Development of Thermoelectric Materials using Magnetic Interaction

Abstract

Thermoelectric conversion is expected to be useful for improving energy efficiency. Developments of high-performance thermoelectric materials, however, are challenging because of the trade-off between electrical and thermal properties. Here, we show our studies of enhancing thermoelectric power factor by using the interaction of carriers and magnetism. The first example is the antiferromagnetic semiconductor CuFeS₂. A high power-factor of 1 mW/K²m is achieved for the CuFeS₂-based alloys, where the antiferromagnetic ordering of Fe magnetic moment is coupled with the carrier electrons, leading to large Seebeck coefficients.

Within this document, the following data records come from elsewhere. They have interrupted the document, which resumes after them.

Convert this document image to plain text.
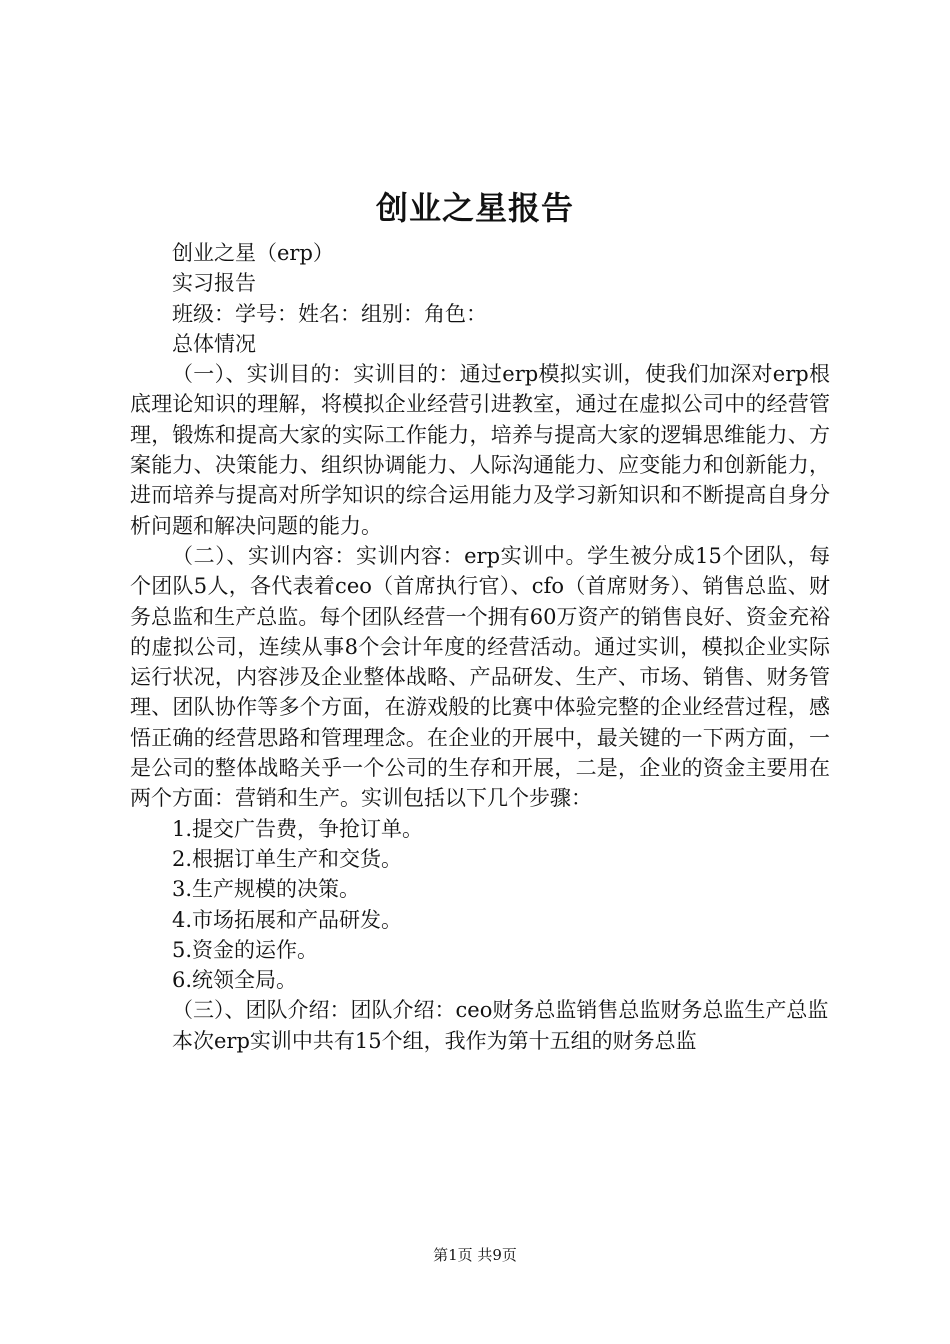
创业之星报告

创业之星（erp）

实习报告

班级：学号：姓名：组别：角色：

总体情况

（一）、实训目的：实训目的：通过erp模拟实训，使我们加深对erp根底理论知识的理解，将模拟企业经营引进教室，通过在虚拟公司中的经营管理，锻炼和提高大家的实际工作能力，培养与提高大家的逻辑思维能力、方案能力、决策能力、组织协调能力、人际沟通能力、应变能力和创新能力，进而培养与提高对所学知识的综合运用能力及学习新知识和不断提高自身分析问题和解决问题的能力。

（二）、实训内容：实训内容：erp实训中。学生被分成15个团队，每个团队5人，各代表着ceo（首席执行官）、cfo（首席财务）、销售总监、财务总监和生产总监。每个团队经营一个拥有60万资产的销售良好、资金充裕的虚拟公司，连续从事8个会计年度的经营活动。通过实训，模拟企业实际运行状况，内容涉及企业整体战略、产品研发、生产、市场、销售、财务管理、团队协作等多个方面，在游戏般的比赛中体验完整的企业经营过程，感悟正确的经营思路和管理理念。在企业的开展中，最关键的一下两方面，一是公司的整体战略关乎一个公司的生存和开展，二是，企业的资金主要用在两个方面：营销和生产。实训包括以下几个步骤：

1.提交广告费，争抢订单。

2.根据订单生产和交货。

3.生产规模的决策。

4.市场拓展和产品研发。

5.资金的运作。

6.统领全局。

（三）、团队介绍：团队介绍：ceo财务总监销售总监财务总监生产总监

本次erp实训中共有15个组，我作为第十五组的财务总监

第1页 共9页
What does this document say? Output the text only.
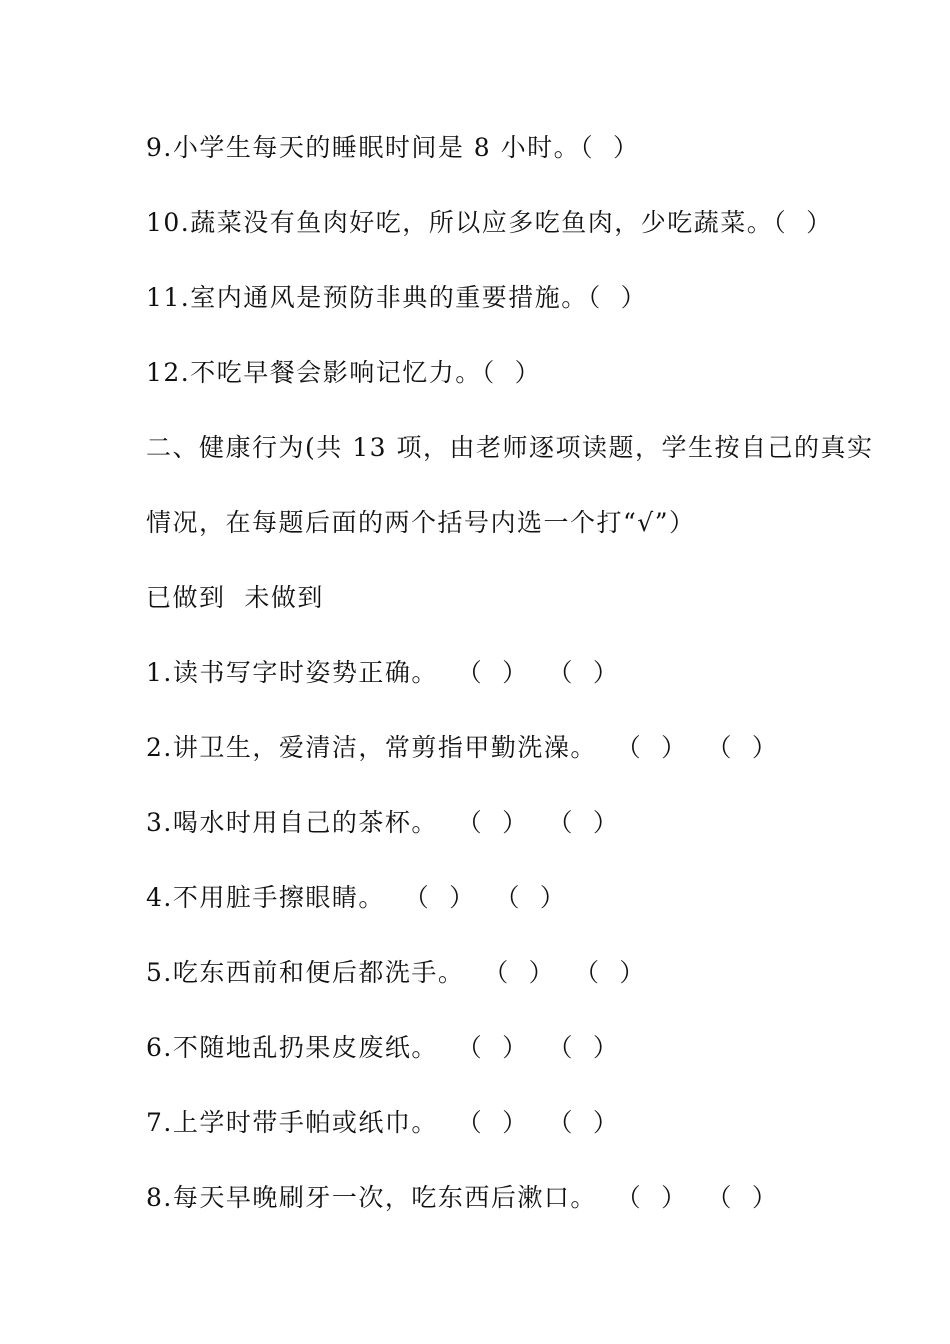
9.小学生每天的睡眠时间是 8 小时。（  ）
10.蔬菜没有鱼肉好吃，所以应多吃鱼肉，少吃蔬菜。（  ）
11.室内通风是预防非典的重要措施。（  ）
12.不吃早餐会影响记忆力。（  ）
二、健康行为(共 13 项，由老师逐项读题，学生按自己的真实
情况，在每题后面的两个括号内选一个打“√”）
已做到  未做到
1.读书写字时姿势正确。  （  ）  （  ）
2.讲卫生，爱清洁，常剪指甲勤洗澡。  （  ）  （  ）
3.喝水时用自己的茶杯。  （  ）  （  ）
4.不用脏手擦眼睛。  （  ）  （  ）
5.吃东西前和便后都洗手。  （  ）  （  ）
6.不随地乱扔果皮废纸。  （  ）  （  ）
7.上学时带手帕或纸巾。  （  ）  （  ）
8.每天早晚刷牙一次，吃东西后漱口。  （  ）  （  ）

This finding motivated us to the second example, dilute magnetic semiconductors CuGa_1-xMn_xTe₂. Enhanced power factor and ZT are obtained for slight Mn-doping with x = 0.01 to 0.03. Strong coupling of carriers and magnetic moments was clarified by the magnetic and transport measurements. Finally, the case of itinerant-electron ferromagnet is described. Magnetization studies demonstrate that the Heusler alloys Fe₂V_1-xM_xAl_1-ySi_y (M = Cr, Fe) are classified as itinerant-electron weak ferromagnetic metals. Distinct increase in the Seebeck coefficient around the Curie temperature is observed, indicating the contribution of spin fluctuation. Increase in thermopower due to magnetic interaction occurs in a wide temperature range, thereby is helpful for the application of thermoelectric devices near room temperature.